"Kenapa kamu antar anak itu ke rumahnya mas, disana palingan belum ada orang."
"Siapa bilang, ibu sudah menyiapkan semuanya dengan baik, sudah ada orang yang menemani dan melayani dia di rumah itu."
"Ibu ternyata niat banget ya, menjadikan anak itu selir kamu," kataku sinis.
"Sudah ah, aku males ngomongin masalah yang sama terus menerus."
"Yang penting kamu jangan ngilang lagi seperti tadi, aku bisa gila, Rum."
Aku menghela napas, "aku cuman butuh waktu buat sendiri, sampe air mataku mau kompromi dan nggak keluar lagi."
"Aku nggak mau lagi anak itu tidur disini kalau nggak terpaksa mas," lanjutku.
"Iya, aku ngerti. Kamu saja yang sok-sokan bersikap baik sama anak itu."
"Aku memang baik, kok," gumamku pelan.
"Mas..."
"Hmm," Mas Han memandangku lekat, alamat malam ini akan berlalu tanpa dia mau melepasku.
"Mmm, aku pengen tahu, tapi juga nggak ingin tahu," ucapku membuat suamiku bingung.
"Maksudnya? kalau bicara yang jelas Rum. Kata-katamu membingungkan."
"Mmmm...begini aku ingin tahu apa saja yang kamu lakukan dengan anak itu semalam mas, kenapa kamu lama sekali di kamar anak itu?"
Mas Han memandangku aneh, "aku tidak mau membicarakannya, lagi pula kamu aneh, kenapa kamu ingin tahu tentang hal itu?"
"Nah...aku juga gitu mas, aku ingin tahu, tapi di sisi lain aku enggan mendengar jawabannya." Iya, aku memang aneh, tapi rasa penasaranku tak bisa kubendung.
"Lupakan semuanya, Rum. Aku tak mau membicarakannya lagi."
Aku berbaring menghadap Mas Han, satu tangan menopang kepalaku "semalam jam berapa kamu masuk kamar ini mas?" tanyaku. Seingatku lewat tengah malam Mbok Nah masih memijit kakiku.
"Aku lupa."
"Siapa yang memindahkan aku ke ranjang mas?"
"Tentu saja aku, masa iya mbok Nah menggendongmu," jawab Mas Han cemberut.
"Iya, benar juga."
"Selama aku menikahimu delapan tahun ini, kemarin adalah hari yang paling berat buatku Rum, melihatmu menangis sedangkan aku harus berada satu kamar dengan wanita lain, itu sangat menyiksaku."
"Kalau mas merasa berat, apalagi aku," aku berbalik membelakangi mas Han, menghadap dinding.
Tangan Mas Han melingkar pada tubuhku, memelukku dari belakang, "lepas mas, aku gerah."

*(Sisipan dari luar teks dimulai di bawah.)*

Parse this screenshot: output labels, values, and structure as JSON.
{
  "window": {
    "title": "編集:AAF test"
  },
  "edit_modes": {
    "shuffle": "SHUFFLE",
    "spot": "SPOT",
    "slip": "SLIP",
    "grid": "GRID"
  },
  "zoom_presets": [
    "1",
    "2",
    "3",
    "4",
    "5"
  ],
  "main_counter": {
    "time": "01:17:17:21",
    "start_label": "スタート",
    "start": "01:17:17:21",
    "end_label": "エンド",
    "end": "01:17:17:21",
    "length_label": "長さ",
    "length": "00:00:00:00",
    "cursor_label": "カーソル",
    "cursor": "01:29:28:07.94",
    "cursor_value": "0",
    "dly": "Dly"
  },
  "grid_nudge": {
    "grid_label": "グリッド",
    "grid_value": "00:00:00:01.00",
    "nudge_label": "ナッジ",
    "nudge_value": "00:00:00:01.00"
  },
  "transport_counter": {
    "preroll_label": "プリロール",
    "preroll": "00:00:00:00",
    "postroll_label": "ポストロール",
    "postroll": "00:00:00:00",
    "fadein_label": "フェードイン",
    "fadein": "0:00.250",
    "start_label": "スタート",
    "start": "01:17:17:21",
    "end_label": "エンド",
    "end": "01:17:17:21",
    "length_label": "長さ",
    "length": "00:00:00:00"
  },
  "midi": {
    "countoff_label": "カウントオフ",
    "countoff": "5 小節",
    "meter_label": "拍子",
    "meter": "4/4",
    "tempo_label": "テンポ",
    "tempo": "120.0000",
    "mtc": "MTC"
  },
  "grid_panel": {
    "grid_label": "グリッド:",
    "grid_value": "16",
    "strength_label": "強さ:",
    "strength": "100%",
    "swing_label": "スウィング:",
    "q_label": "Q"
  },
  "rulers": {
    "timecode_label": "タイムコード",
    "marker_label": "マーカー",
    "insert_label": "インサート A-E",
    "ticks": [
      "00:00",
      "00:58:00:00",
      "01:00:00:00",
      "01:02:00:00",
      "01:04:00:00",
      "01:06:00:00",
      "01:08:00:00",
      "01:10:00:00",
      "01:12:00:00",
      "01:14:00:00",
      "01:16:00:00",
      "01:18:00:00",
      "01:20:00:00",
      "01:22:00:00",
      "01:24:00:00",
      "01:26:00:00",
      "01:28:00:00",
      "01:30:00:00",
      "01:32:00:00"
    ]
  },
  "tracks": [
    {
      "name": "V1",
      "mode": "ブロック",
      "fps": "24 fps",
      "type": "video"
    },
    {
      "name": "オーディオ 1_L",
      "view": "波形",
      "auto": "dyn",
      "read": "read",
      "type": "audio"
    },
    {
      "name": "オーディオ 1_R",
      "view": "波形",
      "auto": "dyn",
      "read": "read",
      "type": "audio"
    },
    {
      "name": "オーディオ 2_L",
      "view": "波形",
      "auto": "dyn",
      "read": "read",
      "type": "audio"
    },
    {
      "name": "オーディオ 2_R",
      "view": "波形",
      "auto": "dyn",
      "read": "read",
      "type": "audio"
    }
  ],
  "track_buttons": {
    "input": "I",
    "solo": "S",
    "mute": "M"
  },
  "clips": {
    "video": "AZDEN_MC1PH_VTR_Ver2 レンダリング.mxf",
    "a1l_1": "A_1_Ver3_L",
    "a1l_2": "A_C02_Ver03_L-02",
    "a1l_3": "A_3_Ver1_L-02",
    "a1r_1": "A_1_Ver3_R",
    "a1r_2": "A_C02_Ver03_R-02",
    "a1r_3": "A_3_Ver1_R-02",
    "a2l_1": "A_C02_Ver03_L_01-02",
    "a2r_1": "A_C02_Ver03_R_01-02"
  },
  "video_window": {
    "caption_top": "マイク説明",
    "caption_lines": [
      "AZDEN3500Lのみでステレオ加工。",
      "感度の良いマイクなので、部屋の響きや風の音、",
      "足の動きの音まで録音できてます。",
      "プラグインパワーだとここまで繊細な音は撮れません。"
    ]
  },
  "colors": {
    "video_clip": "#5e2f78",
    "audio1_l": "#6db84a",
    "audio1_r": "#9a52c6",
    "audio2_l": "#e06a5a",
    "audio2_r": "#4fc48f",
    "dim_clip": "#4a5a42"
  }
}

"Dan baru dua hari belakang ini, kamu menolak untuk aku sentuh berkali-kali. Biasanya tanpa kuminta pun, kamu akan bergelung dalam pelukanku."
Aku tak bisa menjawab, rasa bersalah membuatku tak bisa berkata-kata.
"Sampai kapan kamu akan menolak aku terus seperti ini?"
"Maafkan aku mas."
"Apa sekarang masih gerah, kalau iya, mungkin lebih baik aku keluar saja."
Aku menahan tangan Mas Han, mendekatkan tubuhku, dan berusaha menemukan kenyamanan yang biasanya aku dapatkan.
"Kamu bilang, kamu akan berkorban demi keluarga kita. Sekarang aku ingin meyakinkanmu kalau kita ingin menang dalam pertarungan ini, kita harus berjuang dan berkorban bersama."
Aku mengangguk, "iya."
Malam ini hatiku mulai tenang. Ternyata Mas Han juga memiliki persamaan rasa denganku. Baiklah mas, kita akan berjuang bersama.
...***...
"Rum...!" aku berada di dapur ketika pagi ini aku dengar ibu berteriak masuk ke rumahku.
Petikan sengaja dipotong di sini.